The notes being offered and the common stock issuable upon conversion of the notes have not been registered under the Securities Act, or any state securities laws, and unless so registered, may not be offered or sold in the United States except pursuant to an exemption from, or in a transaction not subject to, the registration requirements of the Securities Act and applicable state securities laws.

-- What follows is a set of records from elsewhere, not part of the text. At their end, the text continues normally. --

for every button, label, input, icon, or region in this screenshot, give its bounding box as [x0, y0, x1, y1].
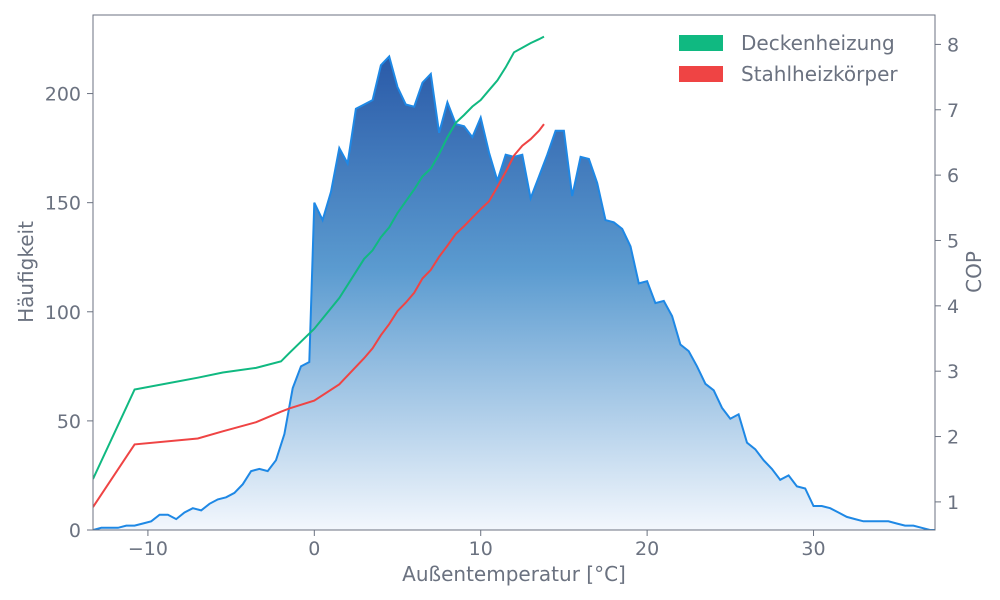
legend-label-deckenheizung: Deckenheizung	[741, 31, 895, 55]
x-tick-label: −10	[128, 538, 168, 560]
y-left-tick-label: 200	[45, 84, 81, 106]
legend-label-stahlheizkoerper: Stahlheizkörper	[741, 62, 898, 86]
histogram-area	[93, 56, 935, 530]
y-axis-left: 0 50 100 150 200	[45, 84, 93, 542]
y-left-tick-label: 0	[69, 520, 81, 542]
series-line-deckenheizung	[93, 35, 545, 480]
y-left-tick-label: 50	[57, 411, 81, 433]
y-axis-left-title: Häufigkeit	[14, 221, 38, 323]
y-right-tick-label: 5	[947, 230, 959, 252]
x-axis-title: Außentemperatur [°C]	[402, 562, 626, 586]
y-right-tick-label: 6	[947, 165, 959, 187]
y-right-tick-label: 2	[947, 427, 959, 449]
y-axis-right-title: COP	[962, 251, 986, 293]
legend-swatch-deckenheizung	[679, 35, 723, 51]
x-tick-label: 20	[635, 538, 659, 560]
x-tick-label: 0	[308, 538, 320, 560]
y-right-tick-label: 1	[947, 492, 959, 514]
series-line-stahlheizkoerper	[93, 123, 545, 508]
y-right-tick-label: 8	[947, 34, 959, 56]
plot-frame	[92, 14, 936, 531]
x-tick-label: 30	[801, 538, 825, 560]
y-right-tick-label: 3	[947, 361, 959, 383]
y-right-tick-label: 4	[947, 296, 959, 318]
y-axis-right: 1 2 3 4 5 6 7 8	[935, 34, 959, 514]
y-left-tick-label: 100	[45, 302, 81, 324]
y-left-tick-label: 150	[45, 193, 81, 215]
x-axis: −10 0 10 20 30	[128, 530, 826, 560]
y-right-tick-label: 7	[947, 100, 959, 122]
x-tick-label: 10	[469, 538, 493, 560]
legend: Deckenheizung Stahlheizkörper	[679, 31, 898, 86]
legend-swatch-stahlheizkoerper	[679, 66, 723, 82]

Delta Air Lines, the world’s second largest airline in terms of passengers carried and the leading U.S. carrier across the Atlantic, offers 5,386 flights each day to 435 destinations in 78 countries on Delta, Song, Delta Express, Delta Shuttle, Delta Connection and Delta’s worldwide partners. Delta is a founding member of SkyTeam, a global airline alliance that provides customers with extensive worldwide destinations, flights and services. For more information, please go to

Statements in this news release, which are not historical facts, including statements regarding Delta’s beliefs, expectations, estimates, intentions or strategies for the future, may be “forward-looking statements” under the Private Securities Litigation Reform Act of 1995. All forward-looking statements involve a number of risks and uncertainties that could cause actual results to differ materially from the plans, intentions, and expectations reflected in or suggested by the forward-looking statements. For a list of factors that could cause these differences, see the Form 10-Q that Delta filed with the SEC on May 15, 2003. Delta has no current intention to update its forward-looking statements.